Les assurés se soucient-ils vraiment de leur prévoyance - regardent-ils au moins de temps à autre les relevés qu’ils reçoivent chaque année de leur caisse de pension?

Oui, c’est du moins davantage le cas que par le passé. Et c’est aussi un des aspects très positif qui ressort de notre dernière enquête. Par exemple, 59% des sondés indiquaient en 2022 vouloir contacter leur caisse de pension lorsqu’ils ont des questions en rapport avec leur situation de prévoyance, comparé à une part de 25% en 2011. De manière générale, les gens ont davantage conscience des enjeux en lien avec la prévoyance et ils savent mieux comment trouver les informations nécessaires à ce sujet.

«Les plus jeunes supposent que l’on est déjà âgé lorsque l’on a plus de 60 ans, tandis que les personnes de 65 ans se sentent encore fit et disposées à travailler plus longtemps.»
Plus des trois quarts (76%) des sondés mentionnent le troisième pilier en tant que façon d’avoir des économies supplémentaires en vue de leur retraite, devançant le compte d’épargne cité par près de la moitié des répondants. Est-ce que cela se traduit dans les faits aussi par des versements réguliers dans le pilier 3a?

Il est difficile d’en juger. Selon des estimations, seules entre 10 et 20% des personnes affiliées à une caisse de pension versent chaque année le montant maximal auquel elles auraient droit et qu’elles pourraient déduire de leurs impôts. Néanmoins, on constate que les gens sont devenus plus attentifs aux possibilités offertes par le troisième pilier que par le passé.
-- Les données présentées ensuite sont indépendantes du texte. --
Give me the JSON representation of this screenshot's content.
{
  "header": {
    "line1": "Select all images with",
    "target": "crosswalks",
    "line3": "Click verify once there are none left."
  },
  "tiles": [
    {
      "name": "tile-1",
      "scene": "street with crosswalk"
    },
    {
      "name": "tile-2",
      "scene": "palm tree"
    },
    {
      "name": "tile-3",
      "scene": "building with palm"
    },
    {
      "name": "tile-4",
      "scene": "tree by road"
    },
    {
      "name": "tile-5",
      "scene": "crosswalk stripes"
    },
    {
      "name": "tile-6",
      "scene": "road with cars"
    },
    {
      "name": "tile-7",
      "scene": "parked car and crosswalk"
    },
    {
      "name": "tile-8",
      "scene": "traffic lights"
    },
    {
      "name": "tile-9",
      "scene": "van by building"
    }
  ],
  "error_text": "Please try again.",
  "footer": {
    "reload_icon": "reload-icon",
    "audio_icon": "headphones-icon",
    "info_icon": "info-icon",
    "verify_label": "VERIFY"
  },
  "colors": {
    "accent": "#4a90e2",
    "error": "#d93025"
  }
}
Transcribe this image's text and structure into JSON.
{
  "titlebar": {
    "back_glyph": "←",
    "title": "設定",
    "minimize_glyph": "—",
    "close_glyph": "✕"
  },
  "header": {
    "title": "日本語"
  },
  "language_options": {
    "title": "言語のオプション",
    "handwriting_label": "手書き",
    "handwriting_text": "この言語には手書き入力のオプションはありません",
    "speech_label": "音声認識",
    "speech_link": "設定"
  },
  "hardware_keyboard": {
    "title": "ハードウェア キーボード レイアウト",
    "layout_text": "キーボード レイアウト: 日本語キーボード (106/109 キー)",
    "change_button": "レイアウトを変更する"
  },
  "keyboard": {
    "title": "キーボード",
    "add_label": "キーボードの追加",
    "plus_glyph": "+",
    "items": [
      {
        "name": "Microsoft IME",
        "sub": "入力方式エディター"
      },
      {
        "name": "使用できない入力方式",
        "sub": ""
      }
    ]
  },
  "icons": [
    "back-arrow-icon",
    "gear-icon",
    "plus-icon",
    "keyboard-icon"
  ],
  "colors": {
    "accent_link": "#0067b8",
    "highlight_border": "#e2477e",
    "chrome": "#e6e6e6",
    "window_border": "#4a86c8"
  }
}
Une autre question du sondage porte sur l’âge souhaité de départ à la retraite chez les personnes encore actives. Selon l’enquête, les plus jeunes (18 à 39 ans) aimeraient prendre leur retraite à 61 ans, alors que les personnes âgées de 65 ans situent cet âge à 68 ans. Comment interpréter ces résultats?

Dans les deux cas, ces réponses s’écartent significativement de l’âge moyen effectif de départ à la retraite qui était de 65,1 ans en 2021. Une piste d’explication est peut-être que les plus jeunes supposent que l’on est déjà âgé lorsque l’on a plus de 60 ans, tandis que les personnes de 65 ans se sentent au contraire encore fit et disposées à travailler plus longtemps. Le sondage n’apporte toutefois pas directement de réponse à cette question.